Meet Our Alums – Meena Aldouri – CLS Grad and Crime Scene Investigator
What sparked your interest in the Clinical Laboratory Science (CLS) Program at UTEP?
I became interested in the Clinical Lab Science (CLS) Program after meeting with my guidance counselor. We discussed my goals in working in forensics, and she mentioned that the CLS program would be very beneficial for the transition into that field. Afterwards, I asked her to change my major to CLS.
Tell us about the most interesting experience you had as a CLS student.
One of my favorite and most interesting experiences was being a part of a civilian tour at the Fort Bliss Army Base. I was able to learn about what our men and women in the military do daily and out in the field. I went to William Beaumont Army Medical Hospital to see how their clinical lab was set up and observed all the procedures they could perform. I learned so much more about the clinical lab sciences and how it applied in a hospital setting, as well as how it can be a great tool out in the field.
Why did you decide to pursue a graduate degree in forensics? How did your CLS degree prepare you for that transition?
My goal for what seemed like my whole life was to work in the forensics field. I first became interested in the field of forensics from all the shows on TV, including Unsolved Mysteries, CSI and CSI New York, Criminal Minds, and NCIS. I was so intrigued with the field of forensics and all the different ways an investigation could be solved. Working as a crime scene investigator was my dream since I was in middle school, and I worked so hard to get to where I am today. I got my CLS degree because it allowed me to learn lab protocols and procedures, as well as various techniques that can very easily be transitioned into a crime lab setting. Often, some of the same equipment and instruments are used but for different purposes.

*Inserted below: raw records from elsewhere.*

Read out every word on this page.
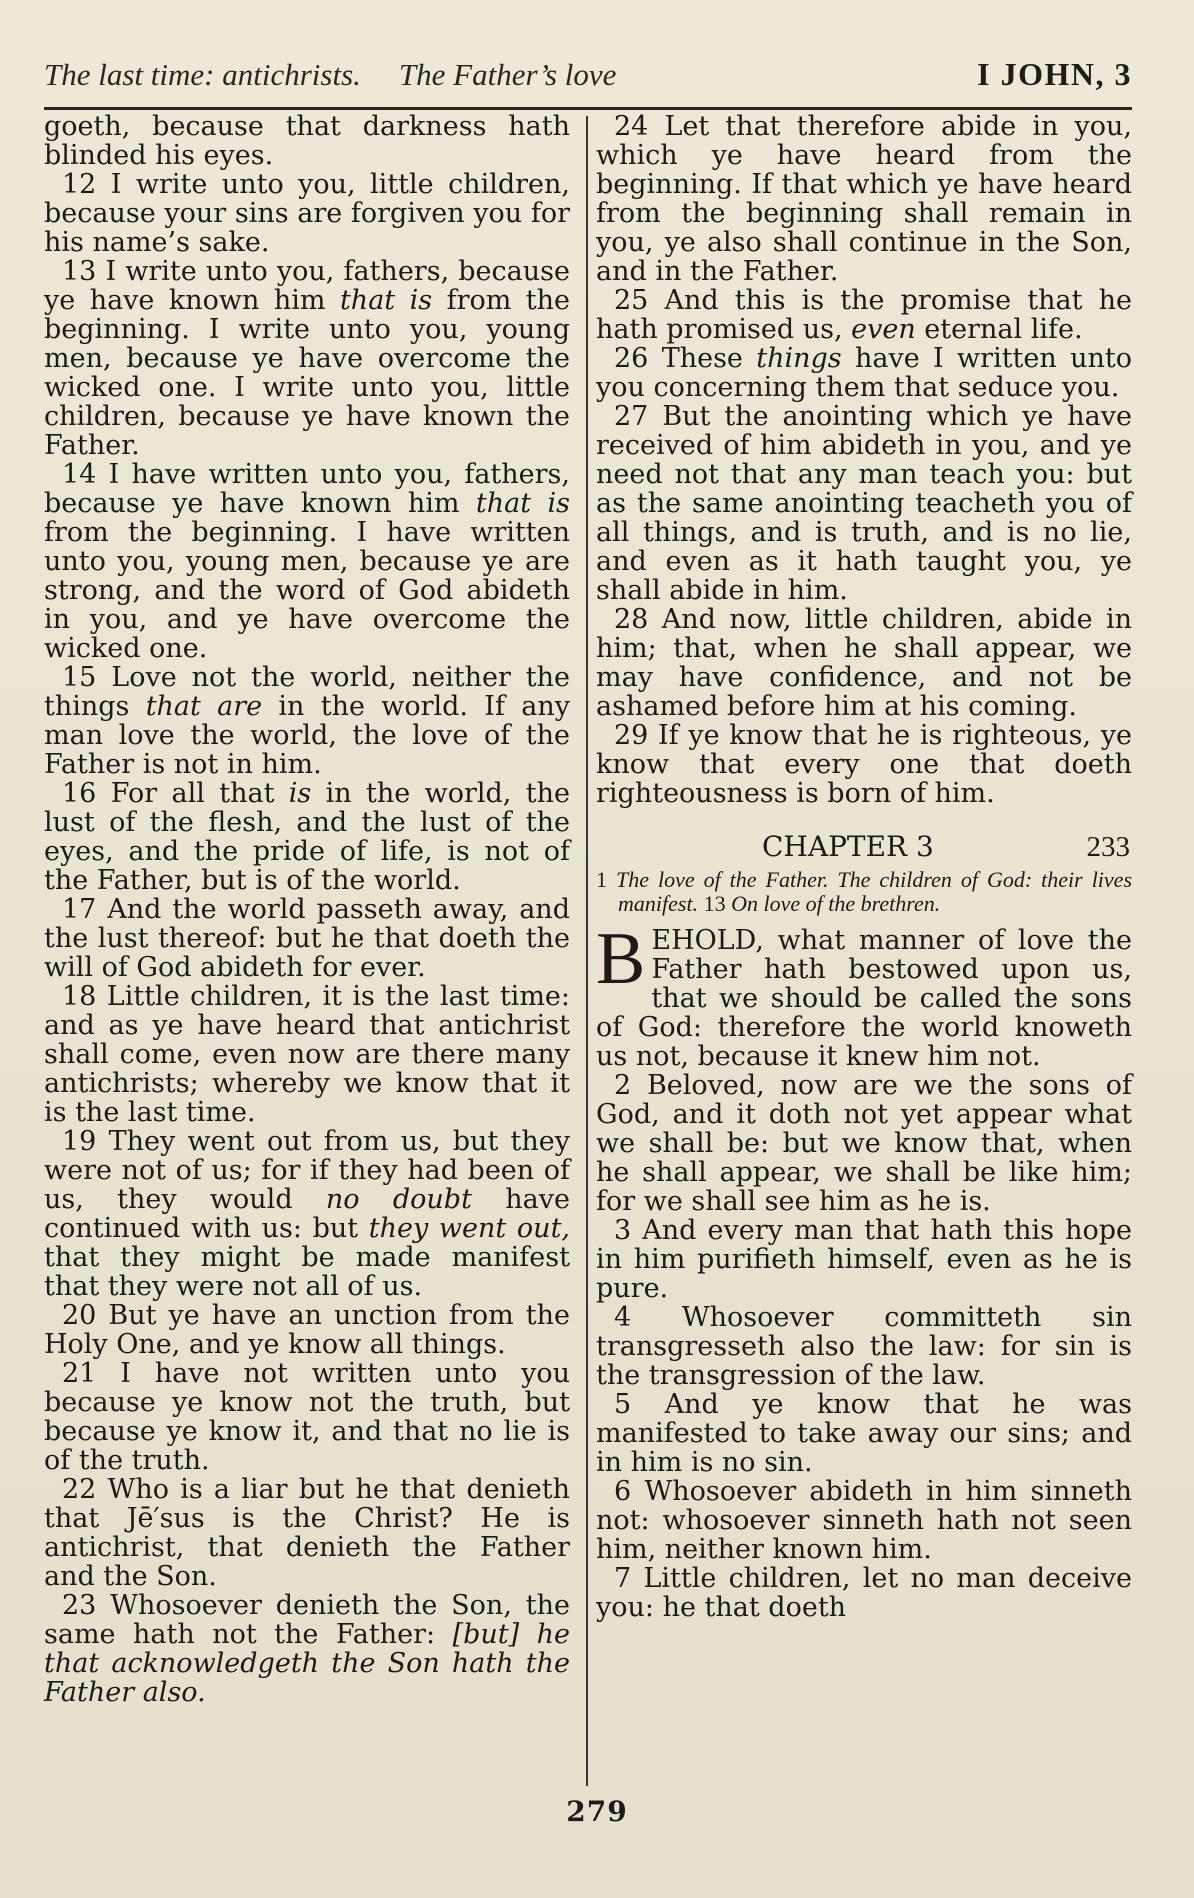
The last time: antichrists. The Father’s love	I JOHN, 3

goeth, because that darkness hath blinded his eyes.

12 I write unto you, little children, because your sins are forgiven you for his name’s sake.

13 I write unto you, fathers, because ye have known him that is from the beginning. I write unto you, young men, because ye have overcome the wicked one. I write unto you, little children, because ye have known the Father.

14 I have written unto you, fathers, because ye have known him that is from the beginning. I have written unto you, young men, because ye are strong, and the word of God abideth in you, and ye have overcome the wicked one.

15 Love not the world, neither the things that are in the world. If any man love the world, the love of the Father is not in him.

16 For all that is in the world, the lust of the flesh, and the lust of the eyes, and the pride of life, is not of the Father, but is of the world.

17 And the world passeth away, and the lust thereof: but he that doeth the will of God abideth for ever.

18 Little children, it is the last time: and as ye have heard that antichrist shall come, even now are there many antichrists; whereby we know that it is the last time.

19 They went out from us, but they were not of us; for if they had been of us, they would no doubt have continued with us: but they went out, that they might be made manifest that they were not all of us.

20 But ye have an unction from the Holy One, and ye know all things.

21 I have not written unto you because ye know not the truth, but because ye know it, and that no lie is of the truth.

22 Who is a liar but he that denieth that Jē′sus is the Christ? He is antichrist, that denieth the Father and the Son.

23 Whosoever denieth the Son, the same hath not the Father: [but] he that acknowledgeth the Son hath the Father also.

24 Let that therefore abide in you, which ye have heard from the beginning. If that which ye have heard from the beginning shall remain in you, ye also shall continue in the Son, and in the Father.

25 And this is the promise that he hath promised us, even eternal life.

26 These things have I written unto you concerning them that seduce you.

27 But the anointing which ye have received of him abideth in you, and ye need not that any man teach you: but as the same anointing teacheth you of all things, and is truth, and is no lie, and even as it hath taught you, ye shall abide in him.

28 And now, little children, abide in him; that, when he shall appear, we may have confidence, and not be ashamed before him at his coming.

29 If ye know that he is righteous, ye know that every one that doeth righteousness is born of him.

CHAPTER 3	233

1 The love of the Father. The children of God: their lives manifest. 13 On love of the brethren.

BEHOLD, what manner of love the Father hath bestowed upon us, that we should be called the sons of God: therefore the world knoweth us not, because it knew him not.

2 Beloved, now are we the sons of God, and it doth not yet appear what we shall be: but we know that, when he shall appear, we shall be like him; for we shall see him as he is.

3 And every man that hath this hope in him purifieth himself, even as he is pure.

4 Whosoever committeth sin transgresseth also the law: for sin is the transgression of the law.

5 And ye know that he was manifested to take away our sins; and in him is no sin.

6 Whosoever abideth in him sinneth not: whosoever sinneth hath not seen him, neither known him.

7 Little children, let no man deceive you: he that doeth

279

Tell us about your current work as a crime scene investigator. What are some of the skills you use on a daily basis that you incorporate into your work?
As a crime scene investigator, I have many roles and responsibilities. My main duty is to gather information and data and perform professional crime scene analysis that may involve any or all the following activities: receiving initial call notifying Crime Scene of an incident, initiating investigations, and photographing and processing a scene. This can include firearms analysis and trajectory, blood spatter analysis, and processing the scene for fingerprints. I also document, collect, and process physical evidence. In current times and given all the technology, we also collect and analyze digital and video evidence.
In these investigations, I work in cooperation with the patrol deputies and officers, detectives, and the medical examiner investigators if they are called to a scene. Evidence that is collected is sent to the crime lab, where it is analyzed by a specific specialty, for example, the DNA lab or the firearms lab.
As a crime scene investigator, I sometimes perform presumptive testing in the field or back in the evidence work room, where it is later submitted to the crime lab for more testing.
I work a variety of crime scenes, including accident hit and runs, fatality accidents, fraud cases, death investigations (suspicious deaths, suicides, and homicides), burglary and theft reports, domestic and assault cases, sexual assaults, and many other assignments. I also assist other agencies that need crime scene analysis or fingerprint analysis performed for their cases.
I have gained knowledge and experience through my education and job. I am a Board-Certified Crime Scene Investigator through the International Association for Identification. I am also a Certified AFIS Latent Examiner.
With my education and experience, I have learned to be meticulous, organized, and very observant, which are great qualities to have in crime scene investigations. These are also great qualities to have in a clinical lab setting.
What would you tell a prospective student who is interested in clinical laboratory sciences?
The clinical laboratory science degree is an excellent and versatile degree that can lead them down a variety of avenues. This may include continuing education in the same field or in a more specialized science. It can lead them into working in a hospital or private clinical or research lab, becoming an EMT or paramedic, or even working in a crime lab and becoming a crime scene investigator.